The move is part of Prime Minister Theresa May’s promise to make the country work for everyone, not just those with plenty of cash in the bank.
The Minister of State for the Department for Work and Pensions, Damian Hinds, confirmed that Ministers will be reviewing the unpaid internships situation as a matter of urgency.
If it goes ahead, the new National Minimum Wage (Workplace Internships) Bill will require firms to pay at least the national minimum wage to all adults undertaking internships. School aged children, university and college students carrying out work experience and those on apprenticeships would not be included in the bill’s mandate.
The review follows mounting concern that young adults from families with lower incomes are being routinely excluded from internships because they simply cannot afford to do them unpaid.

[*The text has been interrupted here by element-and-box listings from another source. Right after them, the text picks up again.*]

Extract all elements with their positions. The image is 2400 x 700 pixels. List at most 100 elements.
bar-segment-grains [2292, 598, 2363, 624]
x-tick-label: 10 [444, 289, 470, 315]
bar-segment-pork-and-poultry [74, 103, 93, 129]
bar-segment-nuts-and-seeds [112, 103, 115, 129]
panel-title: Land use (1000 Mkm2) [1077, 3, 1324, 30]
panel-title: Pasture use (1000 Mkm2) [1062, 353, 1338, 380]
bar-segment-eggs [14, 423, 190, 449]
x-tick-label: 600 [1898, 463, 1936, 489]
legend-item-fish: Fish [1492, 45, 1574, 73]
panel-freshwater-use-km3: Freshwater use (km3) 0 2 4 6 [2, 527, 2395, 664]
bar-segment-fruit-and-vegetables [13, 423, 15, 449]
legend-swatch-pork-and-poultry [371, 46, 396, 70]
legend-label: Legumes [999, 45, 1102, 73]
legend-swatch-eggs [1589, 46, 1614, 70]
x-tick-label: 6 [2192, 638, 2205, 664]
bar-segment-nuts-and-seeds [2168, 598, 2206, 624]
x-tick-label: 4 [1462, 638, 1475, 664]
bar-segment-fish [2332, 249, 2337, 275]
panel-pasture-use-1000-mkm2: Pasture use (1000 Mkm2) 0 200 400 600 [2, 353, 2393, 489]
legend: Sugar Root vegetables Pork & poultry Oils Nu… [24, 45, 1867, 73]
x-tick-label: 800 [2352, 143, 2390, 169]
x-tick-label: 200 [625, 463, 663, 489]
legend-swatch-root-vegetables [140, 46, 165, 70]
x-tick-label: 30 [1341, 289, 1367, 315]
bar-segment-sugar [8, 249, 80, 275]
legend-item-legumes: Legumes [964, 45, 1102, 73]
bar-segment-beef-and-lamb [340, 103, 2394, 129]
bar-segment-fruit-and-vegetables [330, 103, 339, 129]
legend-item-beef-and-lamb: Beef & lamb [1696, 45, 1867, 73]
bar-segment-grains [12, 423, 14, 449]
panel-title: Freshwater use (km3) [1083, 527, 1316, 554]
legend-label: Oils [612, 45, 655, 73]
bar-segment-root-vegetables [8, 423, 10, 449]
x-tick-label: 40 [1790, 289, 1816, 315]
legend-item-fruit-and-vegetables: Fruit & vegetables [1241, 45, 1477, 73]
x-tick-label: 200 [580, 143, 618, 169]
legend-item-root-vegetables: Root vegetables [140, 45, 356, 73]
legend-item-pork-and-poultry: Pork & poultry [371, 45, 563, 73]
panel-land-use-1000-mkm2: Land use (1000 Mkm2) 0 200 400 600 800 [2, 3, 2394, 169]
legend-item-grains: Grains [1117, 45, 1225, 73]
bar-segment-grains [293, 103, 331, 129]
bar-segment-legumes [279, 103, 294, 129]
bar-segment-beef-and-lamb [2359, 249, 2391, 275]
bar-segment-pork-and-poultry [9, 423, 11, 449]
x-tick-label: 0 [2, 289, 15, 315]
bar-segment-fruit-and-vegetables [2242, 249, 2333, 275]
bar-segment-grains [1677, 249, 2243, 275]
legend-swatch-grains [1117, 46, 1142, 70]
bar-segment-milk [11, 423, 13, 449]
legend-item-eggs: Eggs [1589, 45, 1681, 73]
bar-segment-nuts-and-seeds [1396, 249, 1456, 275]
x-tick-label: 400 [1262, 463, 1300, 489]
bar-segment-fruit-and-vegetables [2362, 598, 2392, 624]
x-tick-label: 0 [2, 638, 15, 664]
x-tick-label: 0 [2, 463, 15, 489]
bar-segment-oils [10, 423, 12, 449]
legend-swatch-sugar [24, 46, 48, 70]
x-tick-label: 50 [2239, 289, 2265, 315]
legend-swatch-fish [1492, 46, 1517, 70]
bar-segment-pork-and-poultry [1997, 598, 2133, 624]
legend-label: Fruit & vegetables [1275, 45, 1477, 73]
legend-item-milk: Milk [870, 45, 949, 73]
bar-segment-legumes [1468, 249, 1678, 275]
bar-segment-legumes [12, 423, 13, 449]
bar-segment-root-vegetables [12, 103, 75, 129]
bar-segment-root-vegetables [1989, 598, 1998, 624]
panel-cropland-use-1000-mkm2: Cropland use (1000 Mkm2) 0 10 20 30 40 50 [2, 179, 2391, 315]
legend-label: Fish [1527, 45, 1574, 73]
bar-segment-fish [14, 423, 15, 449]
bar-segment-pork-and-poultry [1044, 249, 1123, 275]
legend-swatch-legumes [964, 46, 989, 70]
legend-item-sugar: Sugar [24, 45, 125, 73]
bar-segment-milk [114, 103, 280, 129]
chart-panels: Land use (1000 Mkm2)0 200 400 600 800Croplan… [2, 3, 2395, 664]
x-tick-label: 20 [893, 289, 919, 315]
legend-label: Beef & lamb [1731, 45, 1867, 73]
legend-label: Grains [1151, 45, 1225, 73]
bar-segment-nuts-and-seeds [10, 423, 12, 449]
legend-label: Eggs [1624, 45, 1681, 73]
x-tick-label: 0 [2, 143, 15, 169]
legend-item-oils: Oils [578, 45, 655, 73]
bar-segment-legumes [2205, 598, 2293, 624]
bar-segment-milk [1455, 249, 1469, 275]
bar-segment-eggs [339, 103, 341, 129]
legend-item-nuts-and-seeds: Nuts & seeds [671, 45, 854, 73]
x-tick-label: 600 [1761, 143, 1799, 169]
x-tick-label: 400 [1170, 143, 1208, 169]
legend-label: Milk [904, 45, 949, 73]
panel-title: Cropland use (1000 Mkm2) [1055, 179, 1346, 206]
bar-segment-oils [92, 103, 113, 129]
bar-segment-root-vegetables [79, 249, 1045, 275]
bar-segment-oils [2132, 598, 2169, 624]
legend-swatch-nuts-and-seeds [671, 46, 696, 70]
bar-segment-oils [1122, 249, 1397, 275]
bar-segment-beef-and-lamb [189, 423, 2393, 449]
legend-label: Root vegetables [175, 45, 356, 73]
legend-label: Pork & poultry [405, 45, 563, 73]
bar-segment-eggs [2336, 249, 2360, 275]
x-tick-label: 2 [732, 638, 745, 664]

Popular industries such as fashion and the media are particularly problematic, say the experts, because competition is so fierce that people are willing to do the job for free, sometimes for months on end. Only those whose parents can afford to keep them during this time, often paying for extra living expenses or rent, can take an internship position on these terms.
Mr Hinds spoke on television about the barriers faced by some young people who need to get work experience in their chosen industries, but cannot afford to pay living expenses while taking part in unpaid internships.
The chief community officer of the Chartered Institute of Personnel and Development (CIPD), Katerina Rudiger, said the organisation would support a ban. She explained that as it stands, a large number of people are excluded from the job market because of their parents’ income.
She added that banning any unpaid internships would help to create more job opportunities for people from a larger range of backgrounds, and would ultimately increase social equality in the workplace.
In addition to the National Minimum Wage bill, a Private Member’s Bill introduced by Alec Shelbrooke, a Conservative MP, is calling for the House of Commons to invoke a ban on unpaid work, in order to end what he calls young workers’ exploitation.
Mr Shelbrooke explained that a number of well-known and successful businesses, such as EY, Pimlico Plumbers and KPMG, already pay their interns, so there is no excuse for other companies not to do the same.
He suggested that if the country wants to promote equality instead of catering to the privileged, firms must be made to pay all of their workers, not just some.
Tanya de Grunwald, the founder of Graduate Fog, a careers blog, agreed it was time that the government looked at the issue. She said that young people have been asking for change in the way internships are paid for a long time, and would welcome any call for their opinions to be heard.